Media desert, disinformazione e red mirage
Non è un caso che le aree rurali, più povere e meno scolarizzate siano quelle che hanno generato il fenomeno del red mirage per il quale, durante lo scrutinio dei voti alle scorse elezioni presidenziali, Donald Trump era partito in vantaggio. L’ex Presidente approfittò di questo fenomeno ampiamente preventivato, tanto da invocare lo stop al conteggio dei voti per poi perdere contro Joe Biden e lanciare accuse di brogli, segnando il percorso che ha poi portato all’assalto a Capitol Hill del 6 gennaio 2021, uno degli episodi più bui della democrazia americana.
Questo è avvenuto perché i territori dove Trump aveva (e presumibilmente ha ancora) una percentuale più elevata di sostenitori spesso sono gli stessi a essere dei media desert, con tutte le conseguenze viste in precedenza.

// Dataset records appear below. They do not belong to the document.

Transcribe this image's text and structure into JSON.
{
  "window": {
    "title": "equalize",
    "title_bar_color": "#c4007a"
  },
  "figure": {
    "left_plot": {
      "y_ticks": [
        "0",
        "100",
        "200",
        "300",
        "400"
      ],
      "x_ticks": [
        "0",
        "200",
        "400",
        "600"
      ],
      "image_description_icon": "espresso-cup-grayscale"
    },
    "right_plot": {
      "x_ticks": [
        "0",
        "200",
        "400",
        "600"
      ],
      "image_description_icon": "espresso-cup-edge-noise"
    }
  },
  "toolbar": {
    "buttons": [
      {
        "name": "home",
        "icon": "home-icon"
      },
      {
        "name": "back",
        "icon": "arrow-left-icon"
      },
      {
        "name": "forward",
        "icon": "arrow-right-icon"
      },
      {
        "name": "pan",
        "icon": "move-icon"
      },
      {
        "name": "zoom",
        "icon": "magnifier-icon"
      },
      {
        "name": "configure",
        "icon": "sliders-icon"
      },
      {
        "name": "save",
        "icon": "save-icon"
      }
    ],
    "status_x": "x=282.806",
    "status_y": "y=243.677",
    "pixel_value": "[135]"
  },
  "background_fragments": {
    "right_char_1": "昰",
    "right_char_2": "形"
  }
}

Essendo contee con una scarsa densità abitativa la conta dei voti è veloce e di conseguenza lo è anche la comunicazione dei risultati. Di converso, i Democratici vanno meglio nelle grandi città, che essendo molto più popolose (e ricche, e istruite) hanno bisogno di più tempo per terminare la conta dei voti, che però sono di più in valore assoluto e possono ribaltare le prime proiezioni.
Un fenomeno da arginare
Per contrastare il fenomeno dei media desert, sono stati attivati diversi progetti e iniziative. Il più importante è il Local Journalism Sustainability Act approvato dal Congresso nel 2020, il quale prevede una serie di incentivi fiscali per chi investe nel giornalismo locale. Nel frattempo molti enti privati, in larga parte università e centri studi, stanno monitorando il territorio tenendo traccia delle zone nelle quali è necessario intervenire.
Tuttavia questo può non essere sufficiente. In un Paese composto al 95% da aree rurali che accolgono solo il 20% della popolazione, il rischio di una desertificazione irreversibile è dietro l’angolo. Per affrontare un tale problema sono necessari capitali privati provenienti da iniziative filantropiche, come suggerisce la Northwestern University’s Medill Local News Initiative.
Tuttavia, non è solo una questione di soldi. Un giornalismo che vive di sussidi è un giornalismo al guinzaglio di chi quei sussidi glieli garantisce. Sotto questo aspetto tutto il mondo è paese: lo sappiamo bene in Italia, dove troppo spesso i media locali sopravvivono solo grazie ai sussidi regionali e com’è logico il cane non morde la mano che lo sfama.
Un’ingerenza pericolosissima per i sistemi democratici, che potrà essere arginata solo grazie a un profondo ripensamento dell’attività giornalistica, che dovrà trovare il modo di stare al passo coi tempi per camminare con le proprie gambe, garantendo a sé stessa la necessaria indipendenza.